Under the Local Elections Act, will all special elections be mail-only?

Yes, all voters in the district will automatically be mailed an absentee ballot to include a return envelope with pre-paid postage; no polling places will be established. Special elections are for ballot questions, including recall elections, but are not used to elect vacancies for local officers. Costs for the special election are the responsibility of the local government calling for the election and costs are reimbursable to the county clerks. Special elections are conducted by the county clerk.

Can Local Election Questions appear on the General Election Ballot?

Yes, if there is space on the ballot and the Local Election question has been approved by the county commission no later than 70 days before the election, the question may be placed on the ballot. Currently, school board district questions are prohibited by the NM Constitution from being placed on the General Election Ballot.

In Accordance to the Election Code;

Restrictions on Local Government Elections (1-12-71, NMSA 1978)

No municipal, county or special district election or special local election shall be held within seventy days prior to or following any statewide election and no municipal top-two runoff election may be held within fifty days prior to any statewide election. This section does not prohibit a local government ballot question authorized by the board of county commissioners from appearing on the General Election ballot or Regular Local Election ballot. As used in this section, “statewide election” means a Primary, General or special statewide election or a regular local election as provided in the Local Election Act.

Additional Questions (1-16-8, NMSA 1978)

No less than seventy days prior to the election, county or local government questions to be submitted for appearance on the General Election ballot. The form for question(s) on the ballot not statewide in application to be submitted to voters of a particular county or local government shall be furnished by the county clerk, and a copy of the resolution proposing the question(s) shall be sent by the county clerk to the Secretary of State not less than seventy days prior to the election. In each case, the questions shall conform as nearly as practicable to the form required for ballots on proposed constitutional amendments.

Polling Locations – Sections 1-3-2 to 1-3-8, NMSA 1978

How are polling locations determined? The board of county commissioners shall by resolution designate the polling place of each precinct, and consolidate precincts for the regular local election in June or July of each odd numbered year.

The Valencia County Commission will approve by resolution, the Voting Convenience Centers for the Local Election and the Primary and General Elections of 2020, in June or July of 2019.

Candidates—Sections 1-22-7, 1-22-8.1, 1-22-9 NMSA 1978

How does someone become a candidate for the election? Individuals seeking candidacy shall file a declaration of candidacy on the 70th day before the local election between 9:00 a.m. and 5:00 p.m. A candidate shall file for only one position in the same local government but may file for a position in more than one local government during a filing period.  Individuals may be a write-in candidate only if the person has the qualifications to be a candidate for the position for which the person is running. A person desiring to be a write-in candidate for an office shall file a declaration of candidacy on the 63rd day before the election between 9:00 a.m. and 5:00 p.m.

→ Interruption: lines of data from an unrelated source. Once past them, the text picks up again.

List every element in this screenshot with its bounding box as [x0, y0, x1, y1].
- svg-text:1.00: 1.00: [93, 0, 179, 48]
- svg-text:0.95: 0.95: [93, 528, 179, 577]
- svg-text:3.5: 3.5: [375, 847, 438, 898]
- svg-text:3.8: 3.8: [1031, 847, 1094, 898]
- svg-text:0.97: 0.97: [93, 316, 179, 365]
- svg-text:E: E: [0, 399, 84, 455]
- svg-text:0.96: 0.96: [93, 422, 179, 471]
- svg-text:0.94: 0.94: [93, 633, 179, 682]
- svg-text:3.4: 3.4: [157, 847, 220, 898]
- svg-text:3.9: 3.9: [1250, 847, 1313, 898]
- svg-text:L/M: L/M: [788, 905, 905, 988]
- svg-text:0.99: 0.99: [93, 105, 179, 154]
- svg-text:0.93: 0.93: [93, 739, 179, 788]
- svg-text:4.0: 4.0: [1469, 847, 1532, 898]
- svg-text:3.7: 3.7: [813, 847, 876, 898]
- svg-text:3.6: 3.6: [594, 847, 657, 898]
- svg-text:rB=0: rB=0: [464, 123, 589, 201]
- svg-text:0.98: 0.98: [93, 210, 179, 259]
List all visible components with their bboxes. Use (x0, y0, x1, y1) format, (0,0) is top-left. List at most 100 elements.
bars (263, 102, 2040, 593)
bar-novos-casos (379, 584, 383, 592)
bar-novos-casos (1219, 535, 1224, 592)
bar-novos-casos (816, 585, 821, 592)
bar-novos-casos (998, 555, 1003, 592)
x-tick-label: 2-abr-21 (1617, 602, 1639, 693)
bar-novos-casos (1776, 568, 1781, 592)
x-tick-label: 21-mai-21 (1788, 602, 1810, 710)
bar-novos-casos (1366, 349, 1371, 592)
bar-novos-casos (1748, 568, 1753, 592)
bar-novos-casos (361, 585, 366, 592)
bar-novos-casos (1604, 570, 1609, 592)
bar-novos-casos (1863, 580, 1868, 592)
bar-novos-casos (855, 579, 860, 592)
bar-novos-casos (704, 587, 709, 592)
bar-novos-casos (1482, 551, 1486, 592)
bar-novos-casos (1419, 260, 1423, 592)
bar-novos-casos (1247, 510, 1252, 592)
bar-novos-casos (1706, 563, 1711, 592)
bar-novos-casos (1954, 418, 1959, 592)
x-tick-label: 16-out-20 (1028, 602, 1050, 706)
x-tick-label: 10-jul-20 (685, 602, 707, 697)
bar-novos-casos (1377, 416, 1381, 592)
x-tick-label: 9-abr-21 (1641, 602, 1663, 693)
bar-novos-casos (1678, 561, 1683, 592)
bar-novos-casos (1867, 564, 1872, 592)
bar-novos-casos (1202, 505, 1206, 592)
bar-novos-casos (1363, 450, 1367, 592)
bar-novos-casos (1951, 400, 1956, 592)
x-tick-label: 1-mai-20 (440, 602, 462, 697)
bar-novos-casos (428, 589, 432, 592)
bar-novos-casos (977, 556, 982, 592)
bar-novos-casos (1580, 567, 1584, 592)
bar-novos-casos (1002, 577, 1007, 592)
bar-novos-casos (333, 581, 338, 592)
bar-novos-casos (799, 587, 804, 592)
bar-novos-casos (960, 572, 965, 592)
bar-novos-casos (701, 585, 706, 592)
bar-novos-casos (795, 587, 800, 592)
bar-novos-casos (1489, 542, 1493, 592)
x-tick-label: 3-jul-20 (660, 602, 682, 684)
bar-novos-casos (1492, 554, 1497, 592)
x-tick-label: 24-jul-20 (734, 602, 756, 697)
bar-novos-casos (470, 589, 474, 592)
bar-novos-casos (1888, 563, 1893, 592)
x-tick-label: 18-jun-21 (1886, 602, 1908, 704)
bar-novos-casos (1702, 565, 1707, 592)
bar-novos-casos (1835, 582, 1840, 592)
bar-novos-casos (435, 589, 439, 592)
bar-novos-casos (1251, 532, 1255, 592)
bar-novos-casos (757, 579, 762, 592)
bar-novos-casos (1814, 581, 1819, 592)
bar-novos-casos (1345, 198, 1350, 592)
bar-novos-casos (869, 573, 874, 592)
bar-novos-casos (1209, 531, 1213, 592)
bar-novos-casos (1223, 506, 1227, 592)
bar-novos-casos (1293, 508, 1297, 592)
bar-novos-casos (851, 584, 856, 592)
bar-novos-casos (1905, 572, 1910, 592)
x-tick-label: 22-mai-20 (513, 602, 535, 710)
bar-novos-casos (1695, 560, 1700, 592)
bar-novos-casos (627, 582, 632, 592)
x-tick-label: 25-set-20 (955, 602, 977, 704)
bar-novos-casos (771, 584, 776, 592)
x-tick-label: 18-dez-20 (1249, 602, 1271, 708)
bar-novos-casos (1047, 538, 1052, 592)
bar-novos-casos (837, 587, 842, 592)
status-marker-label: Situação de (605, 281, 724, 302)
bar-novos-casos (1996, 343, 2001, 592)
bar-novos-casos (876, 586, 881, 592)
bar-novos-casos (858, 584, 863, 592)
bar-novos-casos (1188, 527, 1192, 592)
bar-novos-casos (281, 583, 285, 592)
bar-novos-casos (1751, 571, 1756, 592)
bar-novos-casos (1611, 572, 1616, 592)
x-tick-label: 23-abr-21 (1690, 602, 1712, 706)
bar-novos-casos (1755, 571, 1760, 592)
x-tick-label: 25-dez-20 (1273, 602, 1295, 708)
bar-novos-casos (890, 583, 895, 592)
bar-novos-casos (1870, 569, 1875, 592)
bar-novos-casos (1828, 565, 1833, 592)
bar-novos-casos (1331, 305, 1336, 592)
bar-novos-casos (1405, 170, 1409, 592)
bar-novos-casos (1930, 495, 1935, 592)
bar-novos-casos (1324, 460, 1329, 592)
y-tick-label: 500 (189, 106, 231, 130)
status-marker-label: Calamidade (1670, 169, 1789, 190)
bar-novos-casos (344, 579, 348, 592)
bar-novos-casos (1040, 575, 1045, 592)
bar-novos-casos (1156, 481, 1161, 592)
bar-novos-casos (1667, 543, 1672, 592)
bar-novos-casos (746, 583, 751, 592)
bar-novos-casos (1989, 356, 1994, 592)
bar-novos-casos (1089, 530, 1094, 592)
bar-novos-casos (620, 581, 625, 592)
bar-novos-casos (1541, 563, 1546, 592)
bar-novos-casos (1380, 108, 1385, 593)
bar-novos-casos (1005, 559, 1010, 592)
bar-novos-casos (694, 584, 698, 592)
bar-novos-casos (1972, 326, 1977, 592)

Candidates that make changes to their voter registrations must have this completed before the Secretary of State issues the Local Election Proclamation.

The Secretary of State issues the Local Election Proclamation on August 7, 2019

Candidate filing day is August 27, 2019 from 9AM to 5PM

The Local Election for 2019 will include the City of Belen, City of Rio Communities, Los Lunas Schools, Belen Consolidated Schools, UNM Valencia Advisory Board and Valencia Soil and Water District.